The dollar rose 2 percent against the yen on Friday and gained more than 1 percent against the basket .DXY after the July U.S. jobs report gave the clearest indication yet that the economy is turning around from a deep recession [ID:nN07385157].
For much of the past few months, the dollar has tended to fall after upbeat numbers on the economy, as expectations of recovery prompted investors to take on more risk and eroded demand for safe-haven currencies such as the greenback.
That dynamic, which pushed the dollar to a 10-month low on the six-currency basket last week, could be changing as the market speculates that rates could rise sooner than expected, analysts said, although they warned this could be premature.
Traders said part of the dollar's gains on Friday stemmed from players correcting short positions accumulated in the past few months.
The market seems to have focused on the U.S. economic fundamentals themselves in the wake of better-than-expected jobs data, which is lagged data, said a trader at a Japanese trust bank.
But it remains to be seen whether this dollar buying will last. I think that the dollar will again stay under selling pressure as more debt issuance is coming this year, he said.
The dollar index dipped 0.3 percent to 78.747, having jumped more than 1 percent on Friday.
Part of U.S. dollar's snap, crackle and pop can be attributed to the fact that it has been under almost relentless assault for much of the past several months, said David Watt, senior currency strategist at RBC Capital.
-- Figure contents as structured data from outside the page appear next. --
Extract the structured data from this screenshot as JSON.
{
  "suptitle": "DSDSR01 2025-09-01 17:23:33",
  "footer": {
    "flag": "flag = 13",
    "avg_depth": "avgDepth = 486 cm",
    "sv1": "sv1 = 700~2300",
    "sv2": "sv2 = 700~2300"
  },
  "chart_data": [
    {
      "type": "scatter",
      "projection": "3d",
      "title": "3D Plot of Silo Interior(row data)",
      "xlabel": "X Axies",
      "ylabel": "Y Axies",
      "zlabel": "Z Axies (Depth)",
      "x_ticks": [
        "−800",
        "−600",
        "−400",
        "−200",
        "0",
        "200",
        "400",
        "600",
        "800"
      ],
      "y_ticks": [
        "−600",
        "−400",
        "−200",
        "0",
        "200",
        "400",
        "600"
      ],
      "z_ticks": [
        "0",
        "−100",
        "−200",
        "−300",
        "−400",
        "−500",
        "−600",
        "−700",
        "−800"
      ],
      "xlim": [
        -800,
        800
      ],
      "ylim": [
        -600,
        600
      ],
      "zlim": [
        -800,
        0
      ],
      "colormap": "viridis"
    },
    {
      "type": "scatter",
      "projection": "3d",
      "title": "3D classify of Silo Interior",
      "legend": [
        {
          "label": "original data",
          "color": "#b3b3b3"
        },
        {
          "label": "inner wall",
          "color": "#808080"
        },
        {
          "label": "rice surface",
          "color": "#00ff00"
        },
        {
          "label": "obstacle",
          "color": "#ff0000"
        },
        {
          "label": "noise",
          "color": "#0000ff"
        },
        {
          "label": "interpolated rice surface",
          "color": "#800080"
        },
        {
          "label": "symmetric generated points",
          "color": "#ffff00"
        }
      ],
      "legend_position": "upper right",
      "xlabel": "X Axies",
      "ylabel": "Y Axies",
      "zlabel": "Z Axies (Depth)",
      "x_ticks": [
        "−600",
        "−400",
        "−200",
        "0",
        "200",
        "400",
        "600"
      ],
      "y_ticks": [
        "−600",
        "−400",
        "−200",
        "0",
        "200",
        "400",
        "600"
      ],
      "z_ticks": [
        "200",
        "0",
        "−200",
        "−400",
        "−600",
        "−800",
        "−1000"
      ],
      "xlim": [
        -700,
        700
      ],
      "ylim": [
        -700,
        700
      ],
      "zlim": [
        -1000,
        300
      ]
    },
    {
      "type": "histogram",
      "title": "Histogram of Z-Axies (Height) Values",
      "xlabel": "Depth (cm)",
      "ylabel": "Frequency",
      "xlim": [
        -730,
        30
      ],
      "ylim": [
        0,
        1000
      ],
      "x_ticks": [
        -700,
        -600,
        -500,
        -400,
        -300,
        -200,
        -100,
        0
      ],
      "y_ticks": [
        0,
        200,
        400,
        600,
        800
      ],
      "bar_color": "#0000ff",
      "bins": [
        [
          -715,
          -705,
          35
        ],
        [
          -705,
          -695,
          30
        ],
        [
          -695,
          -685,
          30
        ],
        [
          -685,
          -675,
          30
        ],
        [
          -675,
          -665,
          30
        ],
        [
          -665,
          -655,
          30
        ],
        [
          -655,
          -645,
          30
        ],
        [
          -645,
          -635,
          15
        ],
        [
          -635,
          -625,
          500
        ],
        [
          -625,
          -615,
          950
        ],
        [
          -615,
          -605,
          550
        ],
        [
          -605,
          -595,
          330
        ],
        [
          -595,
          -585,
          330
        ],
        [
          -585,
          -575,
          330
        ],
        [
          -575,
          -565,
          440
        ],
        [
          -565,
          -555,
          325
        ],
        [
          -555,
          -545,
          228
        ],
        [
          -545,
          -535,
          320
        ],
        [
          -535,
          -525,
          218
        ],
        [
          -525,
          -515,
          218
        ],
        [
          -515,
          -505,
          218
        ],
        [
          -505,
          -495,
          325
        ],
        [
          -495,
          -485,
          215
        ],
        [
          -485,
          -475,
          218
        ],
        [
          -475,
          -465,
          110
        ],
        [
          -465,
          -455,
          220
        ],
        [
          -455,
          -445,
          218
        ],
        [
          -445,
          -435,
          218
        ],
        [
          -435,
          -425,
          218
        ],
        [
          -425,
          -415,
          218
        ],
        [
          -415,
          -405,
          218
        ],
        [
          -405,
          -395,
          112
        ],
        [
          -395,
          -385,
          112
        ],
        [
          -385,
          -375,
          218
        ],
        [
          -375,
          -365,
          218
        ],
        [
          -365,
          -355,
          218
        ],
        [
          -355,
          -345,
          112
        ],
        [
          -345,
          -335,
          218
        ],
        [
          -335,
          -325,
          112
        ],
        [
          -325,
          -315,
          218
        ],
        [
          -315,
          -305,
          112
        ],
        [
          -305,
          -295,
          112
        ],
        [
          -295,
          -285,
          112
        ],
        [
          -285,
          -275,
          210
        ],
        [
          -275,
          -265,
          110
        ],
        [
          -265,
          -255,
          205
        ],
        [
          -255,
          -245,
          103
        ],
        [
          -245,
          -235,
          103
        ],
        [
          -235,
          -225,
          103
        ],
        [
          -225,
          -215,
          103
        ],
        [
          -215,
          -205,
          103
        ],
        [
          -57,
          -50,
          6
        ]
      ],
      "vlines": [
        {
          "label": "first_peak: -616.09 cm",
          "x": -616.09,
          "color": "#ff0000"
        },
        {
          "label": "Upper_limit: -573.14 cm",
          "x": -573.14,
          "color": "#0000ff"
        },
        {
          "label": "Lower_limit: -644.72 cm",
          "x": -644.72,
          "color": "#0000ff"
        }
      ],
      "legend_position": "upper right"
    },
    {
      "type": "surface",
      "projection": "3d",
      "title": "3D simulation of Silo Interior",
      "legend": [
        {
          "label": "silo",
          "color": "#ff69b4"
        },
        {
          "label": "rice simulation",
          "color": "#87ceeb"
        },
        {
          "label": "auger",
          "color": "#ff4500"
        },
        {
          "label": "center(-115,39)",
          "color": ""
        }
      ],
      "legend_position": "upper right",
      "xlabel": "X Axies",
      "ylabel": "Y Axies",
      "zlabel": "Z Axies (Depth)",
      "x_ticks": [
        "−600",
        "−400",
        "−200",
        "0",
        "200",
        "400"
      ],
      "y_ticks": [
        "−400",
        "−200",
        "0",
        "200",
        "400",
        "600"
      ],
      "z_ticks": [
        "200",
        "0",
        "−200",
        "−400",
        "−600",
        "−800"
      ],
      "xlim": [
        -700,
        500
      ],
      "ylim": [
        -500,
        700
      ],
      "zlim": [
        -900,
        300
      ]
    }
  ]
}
A relief rally was overdue.
The euro rose 0.2 percent to $1.4205 EUR=, after falling more than 1 percent on Friday, but was below its best level this year of $1.4448, set on trading platform EBS last week.
DOLLAR/YEN RISK REVERSALS
The dollar fell 0.3 percent to 97.21 yen after hitting its highest in about eight weeks of 97.79 yen on Friday, with traders citing dollar-selling by Japanese exporters.
Dollar/yen risk reversals fell sharply in the wake of the U.S. jobs data, with one-month risk reversals for dollar/yen favouring yen calls by 0.55/1.3 percent JPY3MRR=ICAP. The bid rate dipped to 0.50 percent at one point, the lowest since May.
The fall in risk reversals likely reflects a decline in the risk of the yen surging beyond 95 to the dollar, said Takahide Nagasaki, chief FX strategist for Daiwa Securities SMBC.
But that does not mean the dollar is poised to rally above 100 yen, he said. Unless a scenario for U.S. interest rates to head higher becomes more realistic, I think the dollar will rise to 100 yen at best, Nagasaki said.
A focal point this week is a two-day meeting of the Federal Reserve starting on Tuesday.